"No offense intended, but I don't think a true wilderness is a park-like garden maintained by people burning it periodically."
a true 'wilderness' could only exist if humans were not present in the ecosystem. To make this clear, there is not one square inch of 'true wilderness' in the United States. All of it is impacted by human activity, either fire suppression, global heating, pollution, species deaths due to human encroachment and ongoing mass scale destruction of primary ecosystems. So the idea of a 'true wilderness' is a pure fantasy, particularly in the context of someone driving up on a paved road in a car spewing out various gases into the environment then having the audacity to preach LNT to anyone.
One thing is absolutely certain, the people who lived here before us took MUCH better care of this environment than we did, species diversity was higher, sustainability was higher, what we have damaged severely in only about 300 years or so, 400 maybe, they had occupied for between 15,000 and 40,000, and it was in EXCELLENT condition when we arrived, a fact noted by many Indians with extreme sorrow when they saw us destroying basically overnight systems that had sustained people for thousands of years. The concept of 'wilderness' is in my opinion a way to try to avoid taking responsibility for our actions, to create an abstraction of perfection while we destroy the vast bulk of our ecosystem.;
Even the Arctic tundra, which I would have considered a the closest to 'wilderness' in the world, is now being seriously and massively impacted by human activity, to a degree that is shocking everyone who is studying it seriously, so even the tundra can no longer be considered as wild and untouched, it's all undergoing massive and very rapid changes, far too rapid for natural systems to adapt to as they generally can.

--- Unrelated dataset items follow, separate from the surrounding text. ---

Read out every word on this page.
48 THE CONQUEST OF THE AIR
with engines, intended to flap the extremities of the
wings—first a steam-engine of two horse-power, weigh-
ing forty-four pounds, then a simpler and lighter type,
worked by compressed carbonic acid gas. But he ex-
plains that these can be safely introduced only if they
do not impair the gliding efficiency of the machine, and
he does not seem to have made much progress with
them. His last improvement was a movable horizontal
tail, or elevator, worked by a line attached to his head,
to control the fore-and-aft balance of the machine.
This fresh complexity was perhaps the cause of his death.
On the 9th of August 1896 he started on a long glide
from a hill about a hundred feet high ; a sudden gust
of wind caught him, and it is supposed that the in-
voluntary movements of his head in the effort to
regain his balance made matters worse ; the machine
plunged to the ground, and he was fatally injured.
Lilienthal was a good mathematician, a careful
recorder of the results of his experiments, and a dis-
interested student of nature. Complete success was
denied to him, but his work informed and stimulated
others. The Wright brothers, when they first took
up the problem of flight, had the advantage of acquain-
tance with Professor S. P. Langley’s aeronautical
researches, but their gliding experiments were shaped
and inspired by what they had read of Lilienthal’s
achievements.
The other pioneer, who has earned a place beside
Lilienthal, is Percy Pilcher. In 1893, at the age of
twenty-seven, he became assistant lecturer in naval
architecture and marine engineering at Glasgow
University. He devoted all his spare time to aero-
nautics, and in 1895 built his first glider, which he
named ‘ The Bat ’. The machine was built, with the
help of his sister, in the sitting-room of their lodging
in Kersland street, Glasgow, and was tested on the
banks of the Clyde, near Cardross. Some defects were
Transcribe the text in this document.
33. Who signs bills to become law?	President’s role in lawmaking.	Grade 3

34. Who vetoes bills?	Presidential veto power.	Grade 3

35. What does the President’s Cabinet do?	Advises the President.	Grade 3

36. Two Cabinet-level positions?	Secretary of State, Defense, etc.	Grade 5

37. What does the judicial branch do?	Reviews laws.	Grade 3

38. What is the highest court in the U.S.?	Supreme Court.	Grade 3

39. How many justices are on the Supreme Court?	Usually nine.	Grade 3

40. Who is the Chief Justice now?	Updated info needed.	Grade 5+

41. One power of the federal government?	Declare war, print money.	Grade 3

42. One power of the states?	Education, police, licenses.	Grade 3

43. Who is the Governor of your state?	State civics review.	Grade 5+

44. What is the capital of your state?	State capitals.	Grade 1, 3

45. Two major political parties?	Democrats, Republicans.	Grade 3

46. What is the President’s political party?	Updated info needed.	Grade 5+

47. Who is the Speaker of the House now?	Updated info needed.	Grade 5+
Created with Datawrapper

The point is that there never has been a 'true wilderness' in this country, at least not for about 30,000 years or so, give or take 10k. Fires are fairly natural, it's us who stopped them via those absurd 'smokey bear' campaigns over the last century, creating a situation of very bad fires that would have never happened in 'nature'.
All 'wilderness' I have ever been in is the direct result of human action and tampering, from replacement of almost all california wild grasses with invasive imports brought in for ranching purposes, to artificially controlled burns that have led to fundamental changes in the forest ecology, to invasive species destroying habitats and breeding patterns of creatures like woodpeckers, to either death of species, like Grizzlies in most of california, or to absurd population explosions, like black bears and raccoons, etc, to a huge range of human altered factors, one of the main ones being a slow killing of the overall forest fauna as human development pushes in on the edges of so called 'wilderness areas', to widespread poisoning and 'predator control' done for the ranching lobby, which creates a profound imbalance in the 'natural order' of things. If you want me to go on I will, but you should probably read up on this a bit between hikes, it's not like it's hard to find this material, might help you see what you are walking through a bit better.
Those of us who listen and stop long enough to hear these changes can spot them without any external information, one guy studied this issue in terms of the overall presence of species and has found that there is a 'quieting' of the forests, a fact I have also heard here on the west coast, almost to a shocking degree. The spread of poison oak is another one, it's fond of CO2, and CO2 is what we are feeding it. I saw the melting glaciers of Mount Hood and didn't need to read a word about global heating to know that the thing in front of my eyes was a tiny fraction of the size it was on my map, in Iceland glacier retreat is so extreme some are now kilometers away from the stations built to observe them.
What we have now is nature in serious flux as it tries to adapt to man's activities, serious ecosystem degradation and ongoing pressure on all sides of any protected areas.
My hats off again to Justin, he gets it, what he does there is actually saving trees that would not have needed saving were it not for our actions.
When you do read old accounts of what it was like before humans appeared on some islands, it's truly amazing, the animals were almost completely tame, not fearing at all, but all inhabitants of natural non human systems, ie, animals, learn to fear humans in short order or they become extinct in short order. So the idea of a 'wilderness' is a pure and utter 20th century fiction.
It's still excellent to be in a 'less human impacted area' however, and they are most certainly worth every effort to preserve and conserve since they are the closest thing we have to a bank account of ecosystems to rebuild from should we be fortunate enough to not fully destroy our ecosystem.